• DE
  • EN
  • „Willkommen in einer stolzen Wissenschaftsstadt“

    Professor Michal Kucera, Konrektor für Forschung und Transfer an der Universität Bremen, über sein Engagement für die GDNÄ-Tagung 2026 und Wissenschaft in einer Stadt der kurzen Wege.

    Herr Professor Kucera, Sie haben das Amt des wissenschaftlichen Geschäftsführers für die GDNÄ-Versammlung 2026 in Bremen übernommen. Was hat Sie daran gereizt?
    Ich kenne die GDNÄ aus meiner Zeit an der Universität Tübingen. An die von der Medizin-Nobelpreisträgerin und damaligen GDNÄ-Präsidentin Christiane Nüsslein-Volhard ausgerichtete Versammlung kann ich mich noch gut erinnern. Mit ihren fachübergreifenden Vorträgen und ihrem Schülerprogramm war die Tagung für mich ein Vorbild für moderne Wissenschaftskommunikation. Zur Wissenschaftsstadt Bremen, in der ich seit dreizehn Jahren arbeite, passt das alles sehr gut. Ich habe daher gern zugesagt, als mich die heutige Präsidentin der GDNÄ bat, die Aufgabe zu übernehmen. 

    Wie können wir uns Ihre Tätigkeit als wissenschaftlicher Geschäftsführer vorstellen?
    Ich bereite der GDNÄ die Bühne vor Ort und unterstütze sie mit meinen Kontakten in der Bremer Wissenschafts-, Bildungs- und Kulturszene. Da geht es um die Gewinnung von Vortragenden, gute Adressen für das Begleitprogramm oder auch um Kontakte zu Schulen und zur Stadtverwaltung. Die Zeit und Kraft dafür investiere ich gern. Für uns ist die GDNÄ-Versammlung eine willkommene Gelegenheit, die Stärken des Wissenschaftsstandorts Bremen unter Beweis zu stellen.

      © DHI Bremen

    Professor Michal Kucera stellt die KI-Forschung seiner Universität bei einer Tagung in der Bremer Messehalle vor. Dort wird auch die 134. Versammlung der GDNÄ stattfinden.
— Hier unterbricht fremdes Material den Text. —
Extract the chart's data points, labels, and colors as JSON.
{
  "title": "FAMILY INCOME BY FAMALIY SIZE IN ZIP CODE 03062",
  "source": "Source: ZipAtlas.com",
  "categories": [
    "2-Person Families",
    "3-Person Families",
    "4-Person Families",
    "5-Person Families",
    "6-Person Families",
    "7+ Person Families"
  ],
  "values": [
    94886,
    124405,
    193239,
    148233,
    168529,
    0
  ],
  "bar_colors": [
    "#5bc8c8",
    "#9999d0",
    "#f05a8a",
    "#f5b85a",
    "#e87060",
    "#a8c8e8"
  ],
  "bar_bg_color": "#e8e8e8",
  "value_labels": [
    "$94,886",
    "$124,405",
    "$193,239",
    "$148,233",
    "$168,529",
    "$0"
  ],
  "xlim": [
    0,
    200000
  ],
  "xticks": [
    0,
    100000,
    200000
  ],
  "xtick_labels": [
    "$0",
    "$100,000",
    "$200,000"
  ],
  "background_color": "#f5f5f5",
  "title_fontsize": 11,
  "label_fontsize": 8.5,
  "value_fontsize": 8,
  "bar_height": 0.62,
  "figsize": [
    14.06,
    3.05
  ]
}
    Welche Stärken sind das?
    Der Stifterverband kürte Bremen im Jahr 2005 zur ersten deutschen „Stadt der Wissenschaft“. Das zeugt von der rasanten Entwicklung, die Hochschulen, Institute und die gesamte Wissenschaftsszene in Bremen und Bremerhaven in den letzten 50 Jahren gemacht haben. Ich selbst war immer von der großen Dichte an wissenschaftlichen Einrichtungen beeindruckt, die rund um unseren Campus im Technologiepark angesiedelt und miteinander stark vernetzt sind. Im Zentrum steht die Universität, drumherum scharen sich Hightech-Firmen und außeruniversitäre Institute. Die Wege sind kurz, gemeinsamer Treffpunkt ist oft die Mensa – das fördert Kooperationen. Mit unseren Schwerpunkten in der Meeresforschung, in künstlicher Intelligenz und Robotik, aber auch in den Sozialwissenschaften können wir international mithalten. Zudem ist Bremen eine tolle Stadt, die viel zu bieten hat. Die Menschen hier sind stolz darauf, in einer Stadt der Wissenschaft zu leben und sie kommen gern zu Vorträgen, Ausstellungen oder Diskussionsveranstaltungen. Die Bedeutung und der Nutzen von Wissenschaft für die Gesellschaft ist den Bremerinnen und Bremern bewusst.

    Das passt zum Motto der Versammlung 2026: Wissen schafft Nutzen – Wissenschaft nutzen.
    Ja, auch mit Blick auf die Anwendung von Forschung ist Bremen ein sehr geeigneter Tagungsort für die GDNÄ.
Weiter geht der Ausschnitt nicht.